Melalui skema Bantuan Stimulan Rumah Swadaya (BSPS) yang dulu dikenal sebagai Program Sejuta Rumah (PSR), Kementerian PUPR target meningkatkan kualitas rumah tidak layak huni sebesar 145 ribu unit yang tersebar di seluruh wilayah Indonesia.

"Kami akan melanjutkan kembali Program BSPS di tahun 2023 ini. Program ini sangat membantu masyarakat untuk memiliki hunian yang layak dengan dana stimulan yang disalurkan oleh pemerintah," ujar Direktur Jenderal Perumahan Kementerian PUPR, Iwan Suprijanto dalam keterangan tertulis, Senin (23/1/2023).

Menurut Iwan, pada 2022 lalu capaian pembangunan rumah masyarakat melalui Program BSPS mencapai 183 ribu rumah. Namun, target pemerintah membangun rumah swadaya pada tahun ini turun nadi 145 ribu unit.

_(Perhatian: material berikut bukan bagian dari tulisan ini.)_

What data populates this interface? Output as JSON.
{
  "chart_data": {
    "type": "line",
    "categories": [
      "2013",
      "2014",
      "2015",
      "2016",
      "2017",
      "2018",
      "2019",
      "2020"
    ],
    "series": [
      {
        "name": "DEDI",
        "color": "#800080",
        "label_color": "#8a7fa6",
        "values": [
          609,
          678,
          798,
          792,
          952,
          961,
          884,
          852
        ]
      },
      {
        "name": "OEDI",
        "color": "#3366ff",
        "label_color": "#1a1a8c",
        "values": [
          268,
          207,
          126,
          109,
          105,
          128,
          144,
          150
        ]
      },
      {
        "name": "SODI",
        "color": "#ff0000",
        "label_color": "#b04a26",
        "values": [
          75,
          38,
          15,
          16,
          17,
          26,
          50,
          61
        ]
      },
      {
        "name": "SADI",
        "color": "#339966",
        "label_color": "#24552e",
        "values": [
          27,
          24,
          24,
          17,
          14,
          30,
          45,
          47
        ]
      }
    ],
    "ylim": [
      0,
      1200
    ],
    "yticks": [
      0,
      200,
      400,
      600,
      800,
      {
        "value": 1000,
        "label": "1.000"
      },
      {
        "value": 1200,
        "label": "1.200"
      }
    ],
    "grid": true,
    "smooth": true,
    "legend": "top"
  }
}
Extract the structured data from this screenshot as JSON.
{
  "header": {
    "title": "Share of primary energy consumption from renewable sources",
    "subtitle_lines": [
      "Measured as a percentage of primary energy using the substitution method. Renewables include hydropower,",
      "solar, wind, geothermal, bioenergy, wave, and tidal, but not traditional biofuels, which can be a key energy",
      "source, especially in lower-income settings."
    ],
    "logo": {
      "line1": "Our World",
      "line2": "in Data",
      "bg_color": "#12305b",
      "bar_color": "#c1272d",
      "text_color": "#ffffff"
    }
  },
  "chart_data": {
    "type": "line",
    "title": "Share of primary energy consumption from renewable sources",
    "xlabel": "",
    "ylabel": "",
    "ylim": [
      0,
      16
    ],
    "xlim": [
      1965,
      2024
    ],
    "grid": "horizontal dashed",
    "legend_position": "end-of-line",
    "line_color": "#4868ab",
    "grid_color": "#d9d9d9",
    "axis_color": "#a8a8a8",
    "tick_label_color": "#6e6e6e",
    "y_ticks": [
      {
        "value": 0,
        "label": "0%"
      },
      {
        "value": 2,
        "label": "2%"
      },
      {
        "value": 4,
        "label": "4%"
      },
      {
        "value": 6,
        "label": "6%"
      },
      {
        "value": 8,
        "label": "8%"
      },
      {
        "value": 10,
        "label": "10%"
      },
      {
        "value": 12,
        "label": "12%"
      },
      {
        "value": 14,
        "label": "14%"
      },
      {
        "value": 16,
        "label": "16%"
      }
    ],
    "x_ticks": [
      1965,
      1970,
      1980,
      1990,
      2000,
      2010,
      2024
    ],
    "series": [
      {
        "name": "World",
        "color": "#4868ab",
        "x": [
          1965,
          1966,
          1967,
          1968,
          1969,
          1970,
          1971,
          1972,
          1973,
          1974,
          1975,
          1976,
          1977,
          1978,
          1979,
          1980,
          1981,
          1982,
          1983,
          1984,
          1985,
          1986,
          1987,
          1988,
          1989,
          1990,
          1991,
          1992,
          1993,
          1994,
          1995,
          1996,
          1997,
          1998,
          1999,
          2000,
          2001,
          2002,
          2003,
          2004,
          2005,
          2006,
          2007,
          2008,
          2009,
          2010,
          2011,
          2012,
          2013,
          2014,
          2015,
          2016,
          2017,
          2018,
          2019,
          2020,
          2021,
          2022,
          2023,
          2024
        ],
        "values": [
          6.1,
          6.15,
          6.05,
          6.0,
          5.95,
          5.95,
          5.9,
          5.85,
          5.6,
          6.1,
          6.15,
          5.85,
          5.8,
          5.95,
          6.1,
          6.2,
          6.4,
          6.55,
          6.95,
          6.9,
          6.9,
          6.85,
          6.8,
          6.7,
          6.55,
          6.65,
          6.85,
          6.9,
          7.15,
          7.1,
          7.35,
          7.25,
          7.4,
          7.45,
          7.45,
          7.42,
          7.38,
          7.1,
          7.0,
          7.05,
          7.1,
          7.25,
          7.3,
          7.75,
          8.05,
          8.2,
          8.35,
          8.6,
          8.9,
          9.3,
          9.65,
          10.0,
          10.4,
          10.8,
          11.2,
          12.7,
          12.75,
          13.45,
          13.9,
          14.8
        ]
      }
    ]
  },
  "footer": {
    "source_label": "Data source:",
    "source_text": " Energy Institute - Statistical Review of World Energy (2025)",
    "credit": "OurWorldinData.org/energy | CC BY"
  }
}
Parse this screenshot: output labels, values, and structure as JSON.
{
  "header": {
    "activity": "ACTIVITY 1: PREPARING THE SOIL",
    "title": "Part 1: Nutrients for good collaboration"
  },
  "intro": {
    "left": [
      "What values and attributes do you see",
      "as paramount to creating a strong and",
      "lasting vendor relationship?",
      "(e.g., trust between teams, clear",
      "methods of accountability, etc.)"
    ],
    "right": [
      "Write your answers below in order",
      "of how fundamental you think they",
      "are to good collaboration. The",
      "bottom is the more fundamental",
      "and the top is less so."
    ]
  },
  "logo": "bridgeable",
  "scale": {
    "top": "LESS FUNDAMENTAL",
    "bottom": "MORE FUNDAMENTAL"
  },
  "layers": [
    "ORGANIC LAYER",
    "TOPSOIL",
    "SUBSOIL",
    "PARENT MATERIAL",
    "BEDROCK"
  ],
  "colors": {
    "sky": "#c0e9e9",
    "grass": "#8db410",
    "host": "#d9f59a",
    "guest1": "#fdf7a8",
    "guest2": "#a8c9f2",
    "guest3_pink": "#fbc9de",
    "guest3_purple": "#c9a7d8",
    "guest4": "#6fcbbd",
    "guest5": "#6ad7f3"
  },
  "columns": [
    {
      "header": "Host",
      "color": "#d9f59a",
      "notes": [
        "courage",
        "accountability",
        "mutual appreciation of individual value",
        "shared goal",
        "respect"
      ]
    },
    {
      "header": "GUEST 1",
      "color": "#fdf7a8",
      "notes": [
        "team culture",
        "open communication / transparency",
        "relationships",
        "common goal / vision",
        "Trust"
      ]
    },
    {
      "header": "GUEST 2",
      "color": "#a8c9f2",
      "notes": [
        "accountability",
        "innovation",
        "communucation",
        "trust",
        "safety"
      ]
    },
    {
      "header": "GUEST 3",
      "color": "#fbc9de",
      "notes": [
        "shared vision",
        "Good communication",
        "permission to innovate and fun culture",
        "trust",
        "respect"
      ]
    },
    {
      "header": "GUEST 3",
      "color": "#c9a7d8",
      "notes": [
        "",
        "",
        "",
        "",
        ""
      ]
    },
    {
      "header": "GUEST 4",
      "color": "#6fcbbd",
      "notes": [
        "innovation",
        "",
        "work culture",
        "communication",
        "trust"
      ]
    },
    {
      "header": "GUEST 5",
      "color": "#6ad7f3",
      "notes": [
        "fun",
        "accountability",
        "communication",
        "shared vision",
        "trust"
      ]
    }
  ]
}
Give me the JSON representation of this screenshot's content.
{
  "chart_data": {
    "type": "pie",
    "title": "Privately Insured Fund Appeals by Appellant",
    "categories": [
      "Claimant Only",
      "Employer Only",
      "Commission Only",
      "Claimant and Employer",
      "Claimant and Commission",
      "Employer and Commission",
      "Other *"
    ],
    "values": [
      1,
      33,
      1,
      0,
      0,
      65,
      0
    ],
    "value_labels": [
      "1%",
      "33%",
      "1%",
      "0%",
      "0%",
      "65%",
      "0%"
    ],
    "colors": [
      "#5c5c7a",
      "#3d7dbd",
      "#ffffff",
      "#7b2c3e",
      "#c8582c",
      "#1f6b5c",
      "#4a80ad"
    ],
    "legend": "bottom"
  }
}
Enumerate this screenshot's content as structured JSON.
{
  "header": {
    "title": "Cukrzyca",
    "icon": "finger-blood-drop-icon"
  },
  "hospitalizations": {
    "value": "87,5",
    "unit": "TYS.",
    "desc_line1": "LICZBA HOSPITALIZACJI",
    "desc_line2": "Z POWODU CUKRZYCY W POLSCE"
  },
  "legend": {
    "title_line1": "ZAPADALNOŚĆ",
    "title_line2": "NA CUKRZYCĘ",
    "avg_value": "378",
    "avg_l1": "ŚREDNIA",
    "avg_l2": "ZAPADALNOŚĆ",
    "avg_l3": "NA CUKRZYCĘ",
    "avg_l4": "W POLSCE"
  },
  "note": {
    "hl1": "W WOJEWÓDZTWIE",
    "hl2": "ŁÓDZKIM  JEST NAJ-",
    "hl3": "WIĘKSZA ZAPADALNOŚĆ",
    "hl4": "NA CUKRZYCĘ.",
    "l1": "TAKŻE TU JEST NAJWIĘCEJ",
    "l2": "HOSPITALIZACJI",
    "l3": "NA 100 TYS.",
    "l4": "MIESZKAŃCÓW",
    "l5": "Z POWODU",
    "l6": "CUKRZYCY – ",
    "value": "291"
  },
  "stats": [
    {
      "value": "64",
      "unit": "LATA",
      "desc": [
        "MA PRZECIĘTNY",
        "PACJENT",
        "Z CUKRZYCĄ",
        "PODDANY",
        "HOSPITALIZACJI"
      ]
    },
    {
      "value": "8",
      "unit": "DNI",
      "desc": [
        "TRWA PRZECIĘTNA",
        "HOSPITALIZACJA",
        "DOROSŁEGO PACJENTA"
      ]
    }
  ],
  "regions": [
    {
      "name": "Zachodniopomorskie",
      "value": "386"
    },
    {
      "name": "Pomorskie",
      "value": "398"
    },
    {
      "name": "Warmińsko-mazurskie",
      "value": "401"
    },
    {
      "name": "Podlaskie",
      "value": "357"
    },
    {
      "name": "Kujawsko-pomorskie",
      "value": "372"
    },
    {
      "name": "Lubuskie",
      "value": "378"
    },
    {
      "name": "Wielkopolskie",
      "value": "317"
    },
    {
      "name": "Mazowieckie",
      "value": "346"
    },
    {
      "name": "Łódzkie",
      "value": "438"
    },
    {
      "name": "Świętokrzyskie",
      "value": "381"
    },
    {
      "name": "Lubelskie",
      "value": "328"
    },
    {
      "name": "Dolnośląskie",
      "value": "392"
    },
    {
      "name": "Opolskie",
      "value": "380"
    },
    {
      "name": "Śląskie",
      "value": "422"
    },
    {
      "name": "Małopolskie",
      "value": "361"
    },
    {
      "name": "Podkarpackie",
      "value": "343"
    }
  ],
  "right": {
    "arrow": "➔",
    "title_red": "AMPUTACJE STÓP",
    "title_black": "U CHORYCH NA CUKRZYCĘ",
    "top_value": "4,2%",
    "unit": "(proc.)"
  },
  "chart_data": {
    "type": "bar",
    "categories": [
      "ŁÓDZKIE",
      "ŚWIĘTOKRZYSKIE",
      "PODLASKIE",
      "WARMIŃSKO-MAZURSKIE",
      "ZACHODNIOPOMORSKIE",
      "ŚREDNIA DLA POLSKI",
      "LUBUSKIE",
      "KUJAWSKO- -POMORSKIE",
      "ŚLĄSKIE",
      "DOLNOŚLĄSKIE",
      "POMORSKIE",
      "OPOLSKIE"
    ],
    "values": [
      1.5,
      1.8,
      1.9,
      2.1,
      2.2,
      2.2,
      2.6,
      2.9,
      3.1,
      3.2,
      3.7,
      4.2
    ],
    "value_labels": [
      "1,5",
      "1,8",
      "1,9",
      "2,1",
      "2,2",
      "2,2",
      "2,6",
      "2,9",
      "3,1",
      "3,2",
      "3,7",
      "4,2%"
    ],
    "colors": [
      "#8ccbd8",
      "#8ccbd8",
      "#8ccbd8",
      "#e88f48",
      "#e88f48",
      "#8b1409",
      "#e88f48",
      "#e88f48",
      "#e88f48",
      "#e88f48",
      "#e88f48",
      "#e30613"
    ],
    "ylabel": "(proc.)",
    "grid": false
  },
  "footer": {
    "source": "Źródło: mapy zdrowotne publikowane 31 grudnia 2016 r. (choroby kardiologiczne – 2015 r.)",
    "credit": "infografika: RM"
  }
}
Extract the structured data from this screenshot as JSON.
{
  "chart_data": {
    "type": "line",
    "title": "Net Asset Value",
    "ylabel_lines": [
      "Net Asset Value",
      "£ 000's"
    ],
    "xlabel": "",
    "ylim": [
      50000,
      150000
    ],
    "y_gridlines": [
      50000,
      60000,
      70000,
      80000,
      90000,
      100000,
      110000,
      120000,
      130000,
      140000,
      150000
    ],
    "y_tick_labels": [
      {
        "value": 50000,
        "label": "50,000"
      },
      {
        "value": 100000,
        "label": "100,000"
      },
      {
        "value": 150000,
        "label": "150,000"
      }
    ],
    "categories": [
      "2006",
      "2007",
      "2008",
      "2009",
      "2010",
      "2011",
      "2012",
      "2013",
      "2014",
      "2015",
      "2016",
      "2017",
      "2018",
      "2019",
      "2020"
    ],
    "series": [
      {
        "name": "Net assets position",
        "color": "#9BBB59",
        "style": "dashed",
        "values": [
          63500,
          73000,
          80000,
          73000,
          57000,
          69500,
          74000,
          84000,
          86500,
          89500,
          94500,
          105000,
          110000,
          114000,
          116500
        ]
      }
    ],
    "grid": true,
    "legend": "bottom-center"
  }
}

"Untuk tahun 2022 capaian Program BSPS sebanyak 183 ribu di seluruh Indonesia. Sedangkan untuk tahun 2023 jumlahnya 145 ribu. Namun, kami ingin agar Program BSPS ini direplikasi oleh Pemda dan sektor swasta sehingga lebih banyak rumah masyarakat yang terbantu lewat bedah rumah sehingga lebih layak huni," terangnya.

Iwan menerangkan, setidaknya ada tiga fokus penanganan rumah swadaya 2023. Antara lain, percepatan penurunan kemiskinan ekstrem (PKE) melalui peningkatan kualitas rumah tidak layak huni, penanganan kawasan perumahan dan permukiman kumuh terintegrasi dan perluasan cakupan pelayanan Klinik Rumah Swadaya.

 

3 dari 3 halaman

BSPS 2023

Untuk itu, pihaknya juga melaksankan pembinaan teknis pelaksana kegiatan Program Bantuan Stimulan Perumahan Swadaya (BSPS) Tahun 2023 agar hasil kualitas rumahnya bisa lebih baik lagi.

Sedangkan indikator keberhasilan Program BSPS terdiri dari dua hal, yakni kesadaran masyarakat yang meliputi kesadaran terhadap pentingnya rumah layak huni, keaktifan dalam proses kegiatan pembangunan serta nilai atau besaran swadaya masyarakat sebagai penerima bantuan.

Kedua, kualitas rumah layak huni sesuai SDGs seperti ketahanan bangunan, akses sanitasi, akses air minum, dan kecukupan rumah, serta indikator kesehatan yakni kecukupan pencahayaan, penghawaan dan ketuntasan bangunan meliputi adanya pintu dan jendela serta proses finishing bagian luar bangunan.

"Kami juga berharap dukungan dari pemerintah daerah agar mengalokasikan dana APBD serta tidak mengandalkan dana APBN dalam penanganan rumah tidak layak huni di daerah. Selain itu dukungan dari sektor swasta melalui dana CSR program perumahan dan perguruan tinggi dalam pemberdayaan masyarakat untuk mewujudkan rumah layak huni juga sangat diperlukan," tuturnya.